Gorbachev had just been elected as president of what would soon cease to be the USSR. The Ethiopian famine raged, and the world's pop stars recorded ‘We are the World’. On the Gold Coast, the late Howard Stewart, head of BCS - Qld, announced that body corporate management fees would rise from $100 per lot to $120 per lot. It was 1985, and I was Howard's protégé.
Like most things Howard did, there was not a lot of science involved. ‘Teasy’ as he called me, ‘It doesn’t really matter. We cut the cloth to fit, and every time I sign a building for five grand, I add $15k to the valuation. That’s got to be good business.’ On this at least he was right. Businesses then sold at a multiple of three times the base management fee. Many still do.
The only science Howard applied in setting this fee was that the ‘punters had to cop it when buying off the plan’. He meant that buyers of off-the-plan apartments, who were many then, had to accept the forecast body corporate levies as fair. His new fee matched that expectation.
Despite his crude methods, as an unintentional exercise in value pricing, Howard’s fee wasn’t a bad guess. In those days base management fees ran at about 50% of total revenue. They still do. Apply CPI for the last 40 years to $240, twice Howards proclaimed base management fee of $120, and today’s equivalent value is $851.63. I don’t know a strata manager that wouldn’t mind revenue of that fee per lot. The last Macquarie Bank benchmark had average revenue per lot in 2022 at $453. If you assume CPI remains constant for the next five years, $240 in 1985 becomes $1,000 in 2031. Wouldn’t that be nice.
This jaunt down memory lane begs the question, why didn’t we stay on Howard’s course? Instead, we split into two and went different ways. The first group we can call the ‘passive aggressives’. They chose the easy path and accepted less than they deserved. They relied on higher insurance premiums for any small gains. Then, they expressed anger about clients not recognising their worth.

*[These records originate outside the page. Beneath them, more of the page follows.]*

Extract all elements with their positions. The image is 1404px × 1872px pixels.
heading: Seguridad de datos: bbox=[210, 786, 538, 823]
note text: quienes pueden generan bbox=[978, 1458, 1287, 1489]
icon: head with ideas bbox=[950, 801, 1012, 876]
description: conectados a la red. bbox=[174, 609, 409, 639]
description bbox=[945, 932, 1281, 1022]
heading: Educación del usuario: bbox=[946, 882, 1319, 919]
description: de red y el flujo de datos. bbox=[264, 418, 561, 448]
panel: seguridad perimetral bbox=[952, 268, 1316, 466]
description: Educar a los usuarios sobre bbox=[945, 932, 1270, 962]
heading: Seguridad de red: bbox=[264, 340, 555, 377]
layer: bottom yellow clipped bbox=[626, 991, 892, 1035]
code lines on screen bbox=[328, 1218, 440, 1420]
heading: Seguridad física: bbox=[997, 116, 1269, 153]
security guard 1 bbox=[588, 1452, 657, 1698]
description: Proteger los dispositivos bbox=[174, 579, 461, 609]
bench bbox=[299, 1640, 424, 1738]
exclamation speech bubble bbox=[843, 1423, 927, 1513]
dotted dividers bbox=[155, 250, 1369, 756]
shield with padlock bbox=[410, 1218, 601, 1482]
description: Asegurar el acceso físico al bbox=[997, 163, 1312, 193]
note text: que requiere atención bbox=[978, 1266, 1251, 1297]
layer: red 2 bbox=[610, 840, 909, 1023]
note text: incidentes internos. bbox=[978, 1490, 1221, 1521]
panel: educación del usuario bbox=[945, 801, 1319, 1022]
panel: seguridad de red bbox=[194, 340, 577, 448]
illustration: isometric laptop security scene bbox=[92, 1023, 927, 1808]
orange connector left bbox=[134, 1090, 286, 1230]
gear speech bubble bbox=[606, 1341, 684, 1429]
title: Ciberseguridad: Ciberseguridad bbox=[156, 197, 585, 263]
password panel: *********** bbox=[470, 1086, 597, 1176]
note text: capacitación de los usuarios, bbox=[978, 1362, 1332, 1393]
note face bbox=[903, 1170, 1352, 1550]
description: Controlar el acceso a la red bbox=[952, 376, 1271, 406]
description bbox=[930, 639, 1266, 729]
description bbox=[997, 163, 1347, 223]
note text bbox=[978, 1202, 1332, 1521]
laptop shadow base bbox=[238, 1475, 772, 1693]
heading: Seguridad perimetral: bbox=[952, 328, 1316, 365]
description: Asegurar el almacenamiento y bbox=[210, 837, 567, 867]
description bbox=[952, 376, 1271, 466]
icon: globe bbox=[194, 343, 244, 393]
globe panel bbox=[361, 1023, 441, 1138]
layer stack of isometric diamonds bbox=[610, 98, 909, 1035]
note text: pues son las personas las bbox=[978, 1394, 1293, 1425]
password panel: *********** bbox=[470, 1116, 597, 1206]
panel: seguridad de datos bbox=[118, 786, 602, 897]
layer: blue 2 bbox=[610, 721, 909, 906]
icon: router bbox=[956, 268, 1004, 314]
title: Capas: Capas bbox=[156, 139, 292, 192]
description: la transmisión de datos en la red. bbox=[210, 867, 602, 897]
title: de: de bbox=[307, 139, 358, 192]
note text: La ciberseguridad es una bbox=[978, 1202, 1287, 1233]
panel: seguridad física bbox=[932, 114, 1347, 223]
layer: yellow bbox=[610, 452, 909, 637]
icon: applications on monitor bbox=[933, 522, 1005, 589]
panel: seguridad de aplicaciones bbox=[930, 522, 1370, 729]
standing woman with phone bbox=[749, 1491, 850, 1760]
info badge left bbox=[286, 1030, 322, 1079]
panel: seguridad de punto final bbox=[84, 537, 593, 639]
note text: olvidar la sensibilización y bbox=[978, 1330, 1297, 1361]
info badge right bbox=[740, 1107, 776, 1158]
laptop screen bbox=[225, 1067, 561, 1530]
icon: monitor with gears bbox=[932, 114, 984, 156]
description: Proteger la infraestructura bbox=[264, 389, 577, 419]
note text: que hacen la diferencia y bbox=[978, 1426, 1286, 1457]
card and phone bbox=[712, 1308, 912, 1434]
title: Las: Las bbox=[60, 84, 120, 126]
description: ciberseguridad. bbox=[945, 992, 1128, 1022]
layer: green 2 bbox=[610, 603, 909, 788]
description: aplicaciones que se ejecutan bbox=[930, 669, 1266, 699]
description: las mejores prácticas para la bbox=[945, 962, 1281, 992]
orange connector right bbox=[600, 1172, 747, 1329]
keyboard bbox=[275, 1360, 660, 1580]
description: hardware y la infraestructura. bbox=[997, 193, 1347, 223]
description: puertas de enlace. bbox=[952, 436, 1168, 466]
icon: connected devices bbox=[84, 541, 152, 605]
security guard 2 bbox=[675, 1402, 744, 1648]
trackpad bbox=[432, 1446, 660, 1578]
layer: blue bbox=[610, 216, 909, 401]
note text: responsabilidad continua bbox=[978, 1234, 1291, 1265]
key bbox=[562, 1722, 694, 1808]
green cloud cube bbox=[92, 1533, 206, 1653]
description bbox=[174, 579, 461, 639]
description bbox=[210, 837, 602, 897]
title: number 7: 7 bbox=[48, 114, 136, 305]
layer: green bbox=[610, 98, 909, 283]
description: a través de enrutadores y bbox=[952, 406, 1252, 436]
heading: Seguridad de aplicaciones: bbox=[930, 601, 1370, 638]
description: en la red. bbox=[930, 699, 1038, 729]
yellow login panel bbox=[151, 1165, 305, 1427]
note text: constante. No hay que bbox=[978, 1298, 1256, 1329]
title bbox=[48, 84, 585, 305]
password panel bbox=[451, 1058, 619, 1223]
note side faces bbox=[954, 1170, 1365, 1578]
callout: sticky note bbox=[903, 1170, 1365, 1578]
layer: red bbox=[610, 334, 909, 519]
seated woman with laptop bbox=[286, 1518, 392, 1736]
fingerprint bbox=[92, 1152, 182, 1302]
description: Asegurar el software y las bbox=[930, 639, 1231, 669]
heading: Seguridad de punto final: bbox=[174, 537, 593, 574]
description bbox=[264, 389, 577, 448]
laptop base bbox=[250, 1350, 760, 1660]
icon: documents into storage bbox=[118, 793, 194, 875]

The other group we will call the ‘aggressive passives’. They took a different path, aggressively pursuing passive income by clipping the ticket of other providers.
Both ways are failing.
So, what does it take to get back to Howard’s way, value pricing? Here are three suggestions to get the conversation started.
- Some of Howard’s selling techniques would be a good start. He was the best I’ve ever seen. He sold outcomes, not tasks. The hole, not the drill.
- He was a salesman, not a manager and he played to his strengths. We shouldn’t expect managers to be something they are not. Managers should manage, and salespeople should sell.
- Develop some bravado. Howard had the front of a Myers store. He was confident, sometimes too confident (oh well), but he brought home the bacon. Fortune favours the brave.
It took us 40 years to get to this sorry state. Educating owners, more laws, artificial intelligence, these are nothing if we can’t sell. Let's call this the bottom, and see if we can get back to $1,000 by 2030. Howard’s way.